Project reference: 1811
The objective of the project will be to improve a data-hub framework (using Apache Kafka, Apache Spark, Elastic Search and Kibana) to collect and to monitor real time environmental data (air composition, groundwater quality, and seismicity data, see links below) using distributed resources (e.g. Jasmine-CEDA) and to create an alert system for interpreting sensors at the field. The alert system will be able to classify ‘outlier’ values, such as a sensor failure or a natural event (e.g. seismic movement). The alert system will also be able to detect gaps in the sensors (e.g. if there are no values from a specific sensor) and submit notifications.
Project Mentor: Amy Krause
Project Co-mentor: Rosa Filgueira
Site Co-ordinator: Ben Morse
The student will analyse sensor data from environmental sensors using cloud analytics frameworks and build models to identify outliers.

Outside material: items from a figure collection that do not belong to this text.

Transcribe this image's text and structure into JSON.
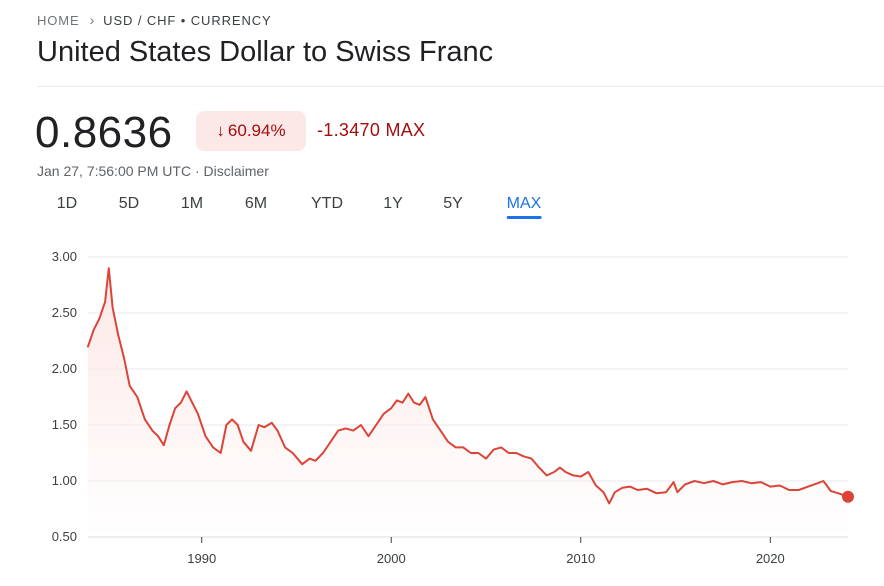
{
  "breadcrumb": {
    "home": "HOME",
    "current": "USD / CHF • CURRENCY"
  },
  "title": "United States Dollar to Swiss Franc",
  "quote": {
    "price": "0.8636",
    "change_pct": "60.94%",
    "change_abs": "-1.3470 MAX",
    "timestamp": "Jan 27, 7:56:00 PM UTC · Disclaimer"
  },
  "ranges": [
    "1D",
    "5D",
    "1M",
    "6M",
    "YTD",
    "1Y",
    "5Y",
    "MAX"
  ],
  "active_range": "MAX",
  "colors": {
    "line": "#db4437",
    "fill": "#fce8e6",
    "accent": "#1a73e8",
    "negative": "#a50e0e"
  },
  "icons": {
    "breadcrumb_sep": "chevron-right-icon",
    "change": "arrow-down-icon"
  },
  "chart_data": {
    "type": "area",
    "title": "",
    "xlabel": "",
    "ylabel": "",
    "ylim": [
      0.5,
      3.0
    ],
    "xlim": [
      1984.0,
      2024.1
    ],
    "yticks": [
      "3.00",
      "2.50",
      "2.00",
      "1.50",
      "1.00",
      "0.50"
    ],
    "xticks": [
      "1990",
      "2000",
      "2010",
      "2020"
    ],
    "grid": "horizontal",
    "series": [
      {
        "x": [
          1984.0,
          1984.3,
          1984.6,
          1984.9,
          1985.1,
          1985.3,
          1985.6,
          1985.9,
          1986.2,
          1986.6,
          1987.0,
          1987.4,
          1987.7,
          1988.0,
          1988.3,
          1988.6,
          1988.9,
          1989.2,
          1989.5,
          1989.8,
          1990.2,
          1990.6,
          1991.0,
          1991.3,
          1991.6,
          1991.9,
          1992.2,
          1992.6,
          1993.0,
          1993.3,
          1993.7,
          1994.0,
          1994.4,
          1994.8,
          1995.3,
          1995.7,
          1996.0,
          1996.4,
          1996.8,
          1997.2,
          1997.6,
          1998.0,
          1998.4,
          1998.8,
          1999.2,
          1999.6,
          2000.0,
          2000.3,
          2000.6,
          2000.9,
          2001.2,
          2001.5,
          2001.8,
          2002.2,
          2002.6,
          2003.0,
          2003.4,
          2003.8,
          2004.2,
          2004.6,
          2005.0,
          2005.4,
          2005.8,
          2006.2,
          2006.6,
          2007.0,
          2007.4,
          2007.8,
          2008.2,
          2008.6,
          2008.9,
          2009.2,
          2009.6,
          2010.0,
          2010.4,
          2010.8,
          2011.2,
          2011.5,
          2011.8,
          2012.2,
          2012.6,
          2013.0,
          2013.5,
          2014.0,
          2014.5,
          2014.9,
          2015.1,
          2015.5,
          2016.0,
          2016.5,
          2017.0,
          2017.5,
          2018.0,
          2018.5,
          2019.0,
          2019.5,
          2020.0,
          2020.5,
          2021.0,
          2021.5,
          2022.0,
          2022.5,
          2022.8,
          2023.2,
          2023.6,
          2024.1
        ],
        "values": [
          2.2,
          2.35,
          2.45,
          2.6,
          2.9,
          2.55,
          2.3,
          2.1,
          1.85,
          1.75,
          1.55,
          1.45,
          1.4,
          1.32,
          1.5,
          1.65,
          1.7,
          1.8,
          1.7,
          1.6,
          1.4,
          1.3,
          1.25,
          1.5,
          1.55,
          1.5,
          1.35,
          1.27,
          1.5,
          1.48,
          1.52,
          1.45,
          1.3,
          1.25,
          1.15,
          1.2,
          1.18,
          1.25,
          1.35,
          1.45,
          1.47,
          1.45,
          1.5,
          1.4,
          1.5,
          1.6,
          1.65,
          1.72,
          1.7,
          1.78,
          1.7,
          1.68,
          1.75,
          1.55,
          1.45,
          1.35,
          1.3,
          1.3,
          1.25,
          1.25,
          1.2,
          1.28,
          1.3,
          1.25,
          1.25,
          1.22,
          1.2,
          1.12,
          1.05,
          1.08,
          1.12,
          1.08,
          1.05,
          1.04,
          1.08,
          0.96,
          0.9,
          0.8,
          0.9,
          0.94,
          0.95,
          0.92,
          0.93,
          0.89,
          0.9,
          0.99,
          0.9,
          0.97,
          1.0,
          0.98,
          1.0,
          0.97,
          0.99,
          1.0,
          0.98,
          0.99,
          0.95,
          0.96,
          0.92,
          0.92,
          0.95,
          0.98,
          1.0,
          0.91,
          0.89,
          0.86
        ]
      }
    ]
  }
}
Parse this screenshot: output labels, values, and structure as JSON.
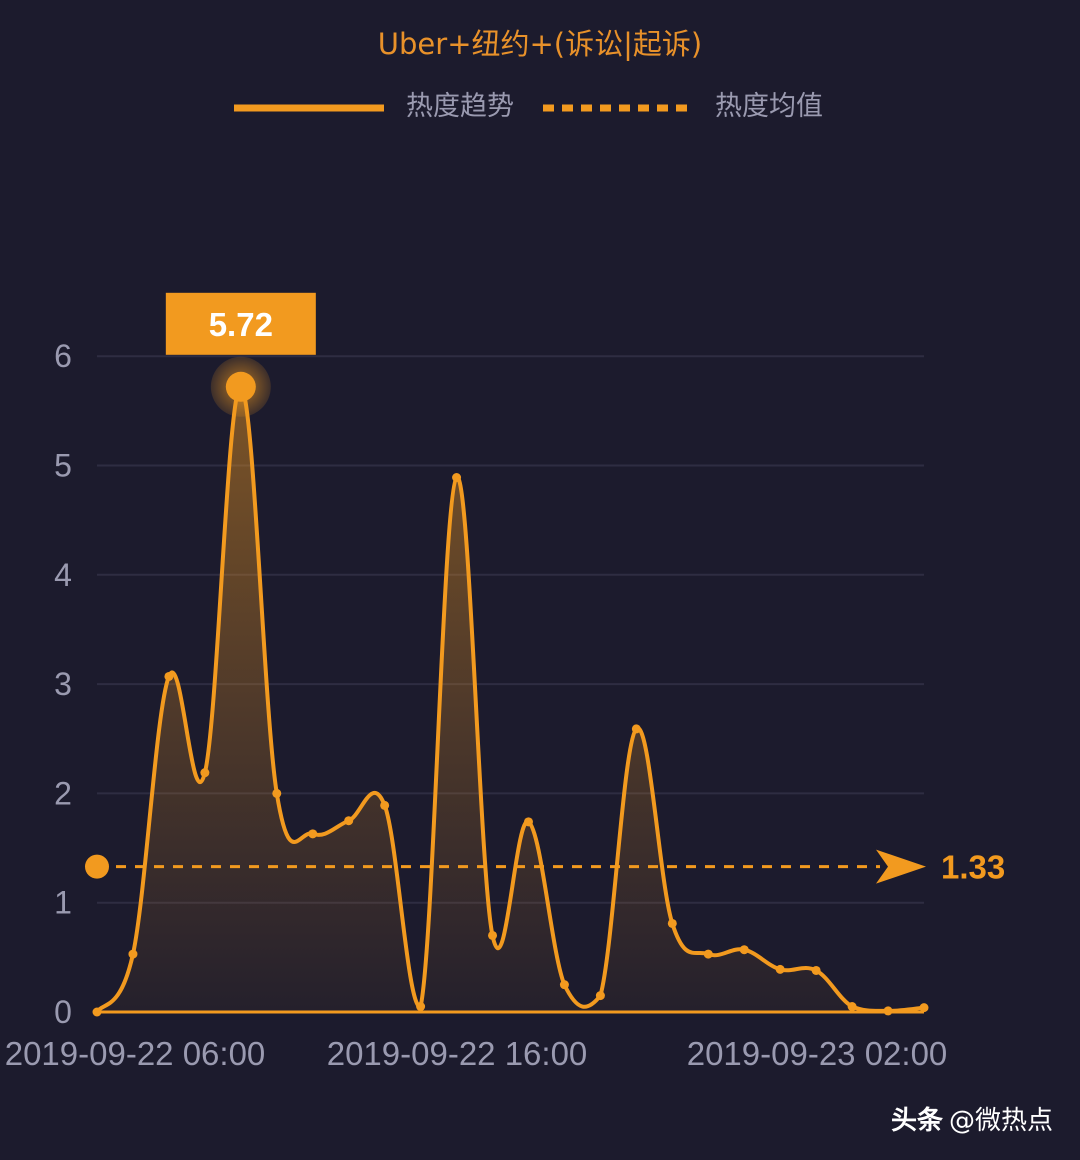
{
  "chart_data": {
    "type": "area",
    "title": "Uber+纽约+(诉讼|起诉)",
    "legend": {
      "position": "top-center",
      "items": [
        {
          "label": "热度趋势",
          "style": "solid"
        },
        {
          "label": "热度均值",
          "style": "dashed"
        }
      ]
    },
    "x_tick_labels": [
      "2019-09-22 06:00",
      "2019-09-22 16:00",
      "2019-09-23 02:00"
    ],
    "y_ticks": [
      0,
      1,
      2,
      3,
      4,
      5,
      6
    ],
    "ylim": [
      0,
      6
    ],
    "grid": "horizontal",
    "series": [
      {
        "name": "热度趋势",
        "values": [
          0,
          0.53,
          3.07,
          2.19,
          5.72,
          2.0,
          1.63,
          1.75,
          1.89,
          0.05,
          4.89,
          0.7,
          1.74,
          0.25,
          0.15,
          2.59,
          0.81,
          0.53,
          0.57,
          0.39,
          0.38,
          0.05,
          0.01,
          0.04
        ]
      }
    ],
    "peak": {
      "value": 5.72,
      "label": "5.72"
    },
    "average": {
      "value": 1.33,
      "label": "1.33"
    },
    "colors": {
      "line": "#f29a1f",
      "background": "#1c1b2d",
      "title": "#e8912a",
      "peak_box": "#f29a1f",
      "text": "#9a9ab0"
    }
  },
  "watermark": {
    "brand": "头条",
    "handle": "@微热点"
  }
}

They will learn about Python-based streaming tools, for example Apache Kafka, Apache Spark and Elastic Search.
Student Prerequisites (compulsory):
A strong programming background, with an interest in HPC, parallel programming and real-time data processing and data streaming.
Student Prerequisites (desirable):
Experience in Python, parallel programming techniques, big data engineering and/or the willingness to learn these technologies.
These will be provided to the successful student once they accept the placement.
- Week 1&2: Familiarise with the existing framework, the streaming tools and download the data for the examples;
- Week 3&4: Understand, clean and prepare the sensor data to feed into a model for interpreting the data and classifying potential alerts;
- Week 5,6,7: Validate and improve the model, and implement an alert system based on the model;
- Week 8: Final report and demo at the EPCC seminar
Final Product Description:
The final project result will be a feasibility study and/or a prototype to show how an alert system could be implemented.
Adapting the Project: Increasing the Difficulty:
The alert system should create a pluggable framework for different models that the student can build. Create scripts to build a Docker infrastructure for a distributed system and test in real-time.
Adapting the Project: Decreasing the Difficulty
The model can be provided for the student to include in the framework. A subset of the environmental data can be used to build a non-distributed version that can be run on a laptop.
A desktop/laptop capable of running the development tools. Possibly access to cloud infrastructure, for example Azure, Jasmine which we will apply for.